Here's the scenario...

I own a company and wish to sell shirts along with my other products to help represent in a fashionable way. I have designs for the shirts, but I don't want to have to buy a bunch of shirts and have them on hand just in case they don't sell. Then I found out (today) about POD and dropshipping for this, however, each seems to either be extremely pricey or want to offer you a store...

Here's what I'm looking for. 

1) Person goes to my store, orders the shirt along with other things
2) I contact the printer with their address and they print the shirt they ordered and ship it to them

Sounds simple, maybe I'm just looking at all of this incorrectly... But any help would be great!

I've looked at CafePress, Zazzle, printfection, spreadshirt.... a million places it seems... 

Thanks in advance!


----------



## Dennis Graves (Apr 27, 2009)

What do you consider too pricey? What do you consider a bunch of shirts?

Dennis Graves


----------



## Smckee21 (Jul 23, 2010)

Hi Thomas, this could be set up very easily with me at Heritage, you could simply send an e-mail with a design code to me and I could print one shirt at a time via DTG and ship out right away via UPS or USPS. It can be done very affordable as well. You can reach me at [email protected] or through www.hsp1.com.

Thanks

Steve


----------



## garebear (Feb 3, 2011)

Give me a call I have a retail store. I do embroidery silkscreening etc. and design. Sometimes iI put items in other peoples stores and just take orders to do the work. I supply all of the goods. I am located in Northwest Indiana.

Dawn
dawn@garebeartees.com
www.garebeartees.com


----------



## hobkyl (Feb 7, 2011)

garebear, and smckee21...

You are essentially offering what cp and others offer but direct to the seller?
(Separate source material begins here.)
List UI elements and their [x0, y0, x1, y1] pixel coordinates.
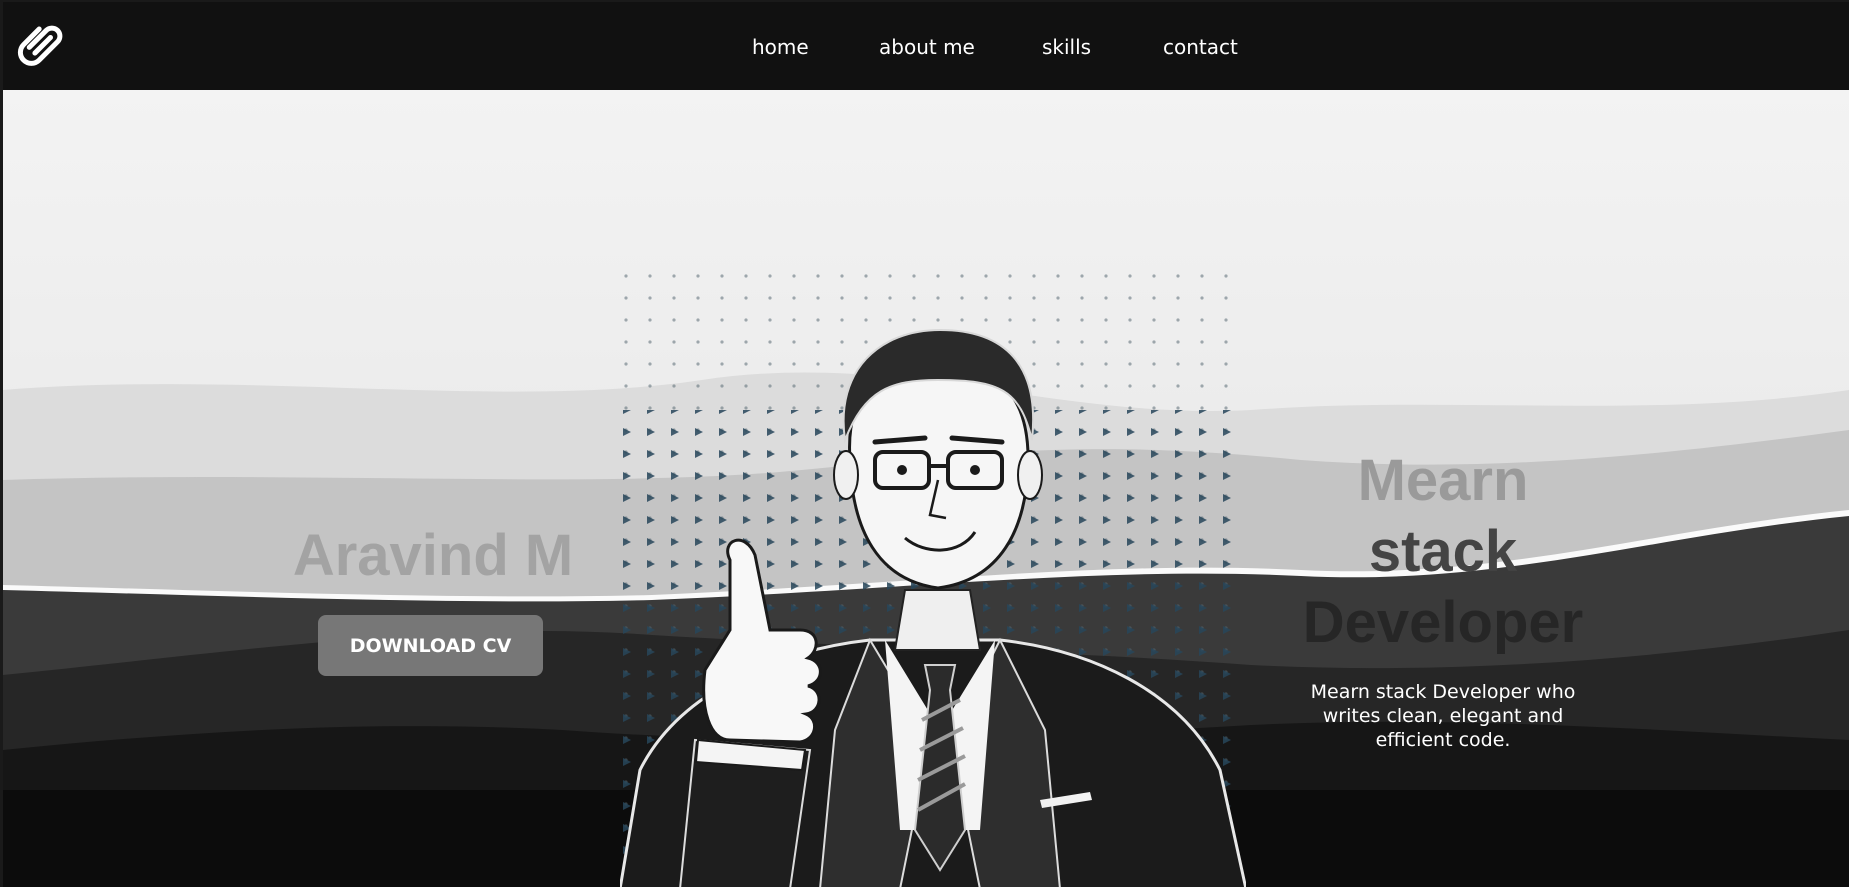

This is exactally what I am seeking so that I may sell my shirts locally...but not having to order stock.
Ive contacted a few local shops but they want like $30 a shirt. At that price I cant make a profit and doubt they would sell.

Please confirm.

Email me [email protected]

Thanks


----------



## designnbuy (Jan 1, 2010)

Thomas123456 said:


> Here's the scenario...
> 
> I own a company and wish to sell shirts along with my other products to help represent in a fashionable way. I have designs for the shirts, but I don't want to have to buy a bunch of shirts and have them on hand just in case they don't sell. Then I found out (today) about POD and dropshipping for this, however, each seems to either be extremely pricey or want to offer you a store...
> 
> ...


CafePress, Zazzle, printfection, spreadshirt are providing the facility to their customers to personalize their t-shirts/products online. You can also provide the same. What you all need is just integarte online t-shirt design software with your e-commerce site, it would also help you to improve your sales.


----------



## WholesalePrint (Sep 23, 2008)

We drop ship everyday


----------



## Peta (Jan 25, 2007)

Thomas123456 said:


> Here's the scenario...
> 
> 
> Here's what I'm looking for.
> ...


Spreadshirt! I would set up a hidden store and use it to order the prints and have them delivered directly to end customer. Get a premium shop and the invoice/receipt can be customised with your own logo.


----------